Legitimasi Mantan Narapidana Korupsi Sebagai Calon Legislatif Pasca Putusan Mahkamah Konstitusi

Abstract

Bukti bahwa Indonesia merupakan negara hukum ialah penjelasan rumusan Pasal 1 ayat (3) pemilihan umum diselenggarakan dan dilaksanakan secara bebas tanpa tekecuali dengan adanya kewajiban jaminan dari negara. Pada konteks ini pemilu merupakan perwujudan hak asasi manusia dalam dimensi hukum. Pemilihan umum sebagai sarana rakyat mengartikulasikan aspirasi dan kepentingan dalam kehidupan berbangsa dan bernegara. Amanat Undang-Undang Dasar tahun 1945 menyatakan bahwa kedaulatan berada di tangan rakyat. Artinya terlaksananya pemilihan umum didasarkan pada asas kebebasan wajib dijamin oleh negara. Termasuk kandidat narapidana korupsi yang uji materinya dikabulkan dalam putusan Mahkamah Konstitusi bersifat constitusional bersyarat.
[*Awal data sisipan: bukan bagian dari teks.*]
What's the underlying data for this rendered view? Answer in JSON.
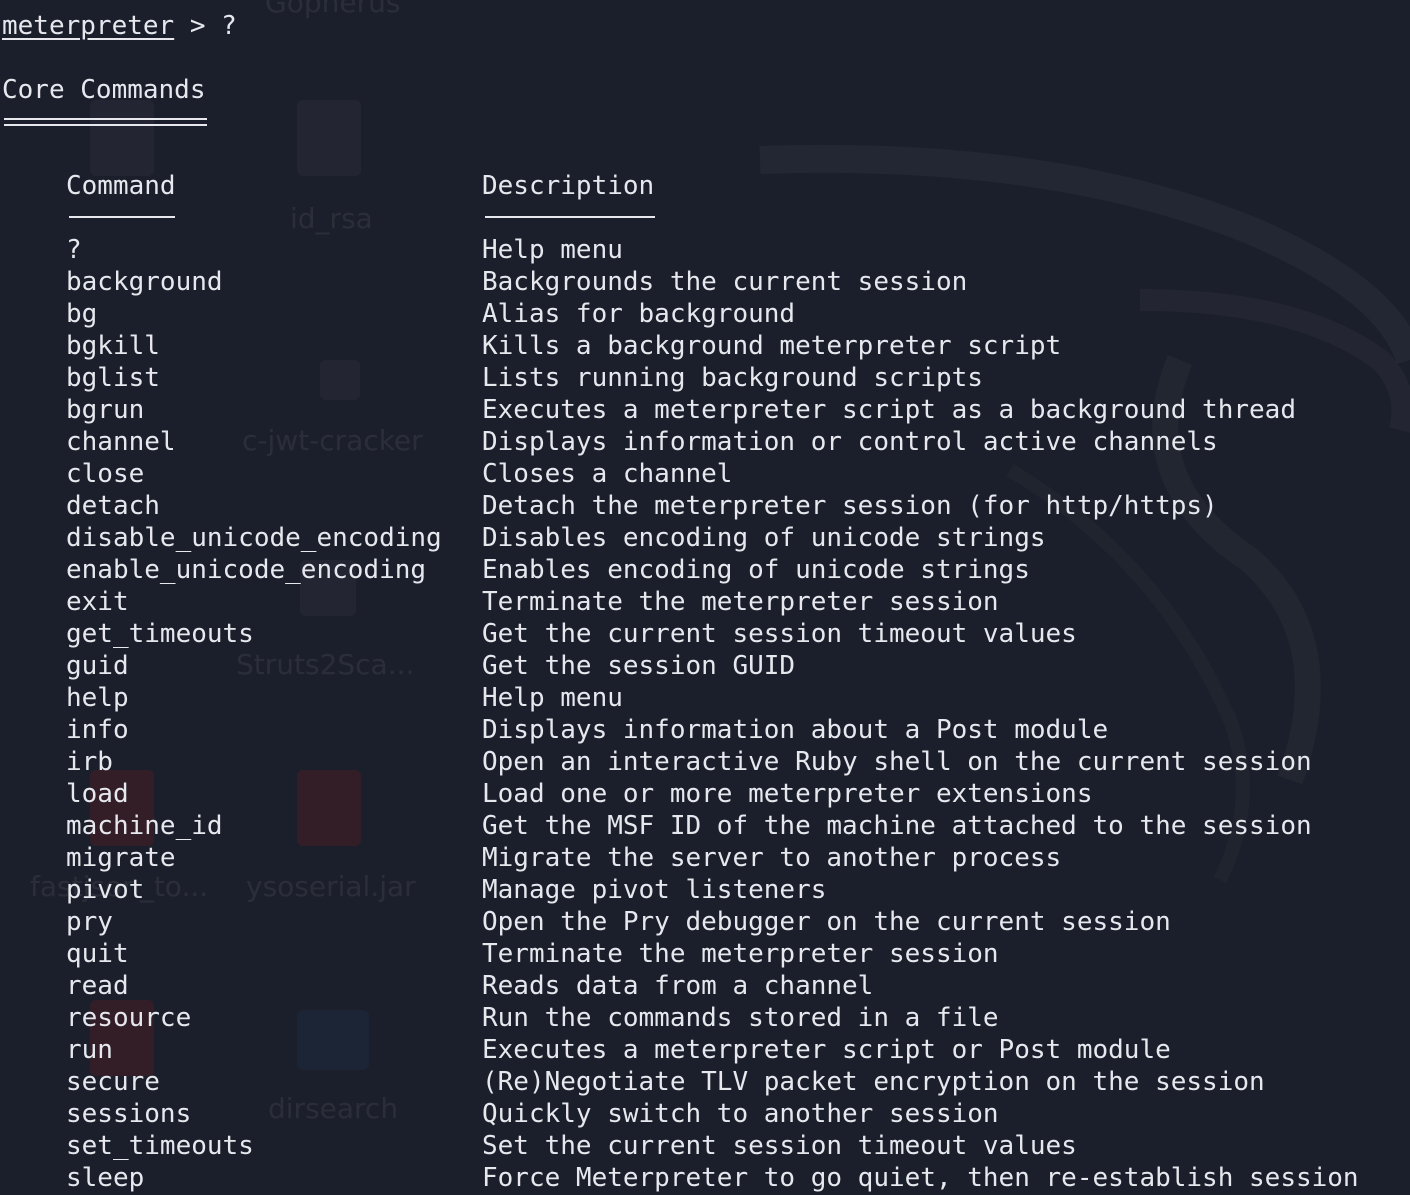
{
  "terminal": {
    "prompt": "meterpreter",
    "prompt_rest": " > ?",
    "section_title": "Core Commands",
    "col_command": "Command",
    "col_description": "Description",
    "fg_color": "#e6e8ee",
    "bg_color": "#1b1f2b"
  },
  "commands": [
    {
      "command": "?",
      "description": "Help menu"
    },
    {
      "command": "background",
      "description": "Backgrounds the current session"
    },
    {
      "command": "bg",
      "description": "Alias for background"
    },
    {
      "command": "bgkill",
      "description": "Kills a background meterpreter script"
    },
    {
      "command": "bglist",
      "description": "Lists running background scripts"
    },
    {
      "command": "bgrun",
      "description": "Executes a meterpreter script as a background thread"
    },
    {
      "command": "channel",
      "description": "Displays information or control active channels"
    },
    {
      "command": "close",
      "description": "Closes a channel"
    },
    {
      "command": "detach",
      "description": "Detach the meterpreter session (for http/https)"
    },
    {
      "command": "disable_unicode_encoding",
      "description": "Disables encoding of unicode strings"
    },
    {
      "command": "enable_unicode_encoding",
      "description": "Enables encoding of unicode strings"
    },
    {
      "command": "exit",
      "description": "Terminate the meterpreter session"
    },
    {
      "command": "get_timeouts",
      "description": "Get the current session timeout values"
    },
    {
      "command": "guid",
      "description": "Get the session GUID"
    },
    {
      "command": "help",
      "description": "Help menu"
    },
    {
      "command": "info",
      "description": "Displays information about a Post module"
    },
    {
      "command": "irb",
      "description": "Open an interactive Ruby shell on the current session"
    },
    {
      "command": "load",
      "description": "Load one or more meterpreter extensions"
    },
    {
      "command": "machine_id",
      "description": "Get the MSF ID of the machine attached to the session"
    },
    {
      "command": "migrate",
      "description": "Migrate the server to another process"
    },
    {
      "command": "pivot",
      "description": "Manage pivot listeners"
    },
    {
      "command": "pry",
      "description": "Open the Pry debugger on the current session"
    },
    {
      "command": "quit",
      "description": "Terminate the meterpreter session"
    },
    {
      "command": "read",
      "description": "Reads data from a channel"
    },
    {
      "command": "resource",
      "description": "Run the commands stored in a file"
    },
    {
      "command": "run",
      "description": "Executes a meterpreter script or Post module"
    },
    {
      "command": "secure",
      "description": "(Re)Negotiate TLV packet encryption on the session"
    },
    {
      "command": "sessions",
      "description": "Quickly switch to another session"
    },
    {
      "command": "set_timeouts",
      "description": "Set the current session timeout values"
    },
    {
      "command": "sleep",
      "description": "Force Meterpreter to go quiet, then re-establish session"
    }
  ],
  "desktop_background": {
    "labels": [
      "Gopherus",
      "id_rsa",
      "c-jwt-cracker",
      "Struts2Sca...",
      "ysoserial.jar",
      "dirsearch",
      "fastjson_to..."
    ]
  }
}
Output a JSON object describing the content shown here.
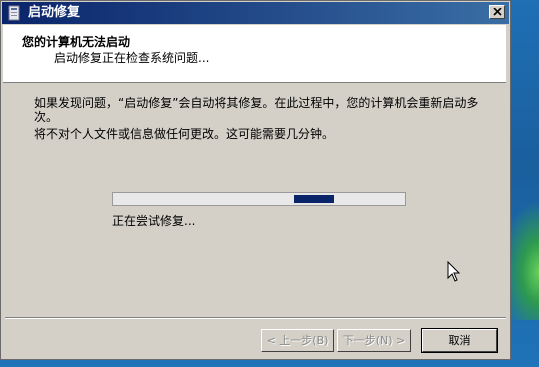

Penetapan MK terhadap permohonan uji materi ini tidak lain Pasal 4 ayat (3) PKPU terhadap Undang-Undang No. 7 Tahun 2017 tentang Pemilihan Umum. Serta Putusan MK membatalkan PKPU yang menyatakan larangan koruptor berpartisipasi menjadi calon legislatif dikarenakan bertentangan dengan Pasal 28 huruf D UUD 45 dan Pasal 240 ayat (1) huruf g UU Pemilu. Mantan narapidana korupsi mempunyai hak politik yang sama dengan warga negara yang lain. Merupakan suatu hak yang dijamin oleh konstitusi. Implikasi dari putusan MK tersebut Komisi Pemilihan Umum harus melakukan penyesuaian isi putusan MK dengan PKPU. Penyesuaian dilakukan dengan merevisi PKPU terhadap Pasal yang membatalkan larangan mantan terpidana rasuah mencalonkan diri menjadi kandidat calon legislatif.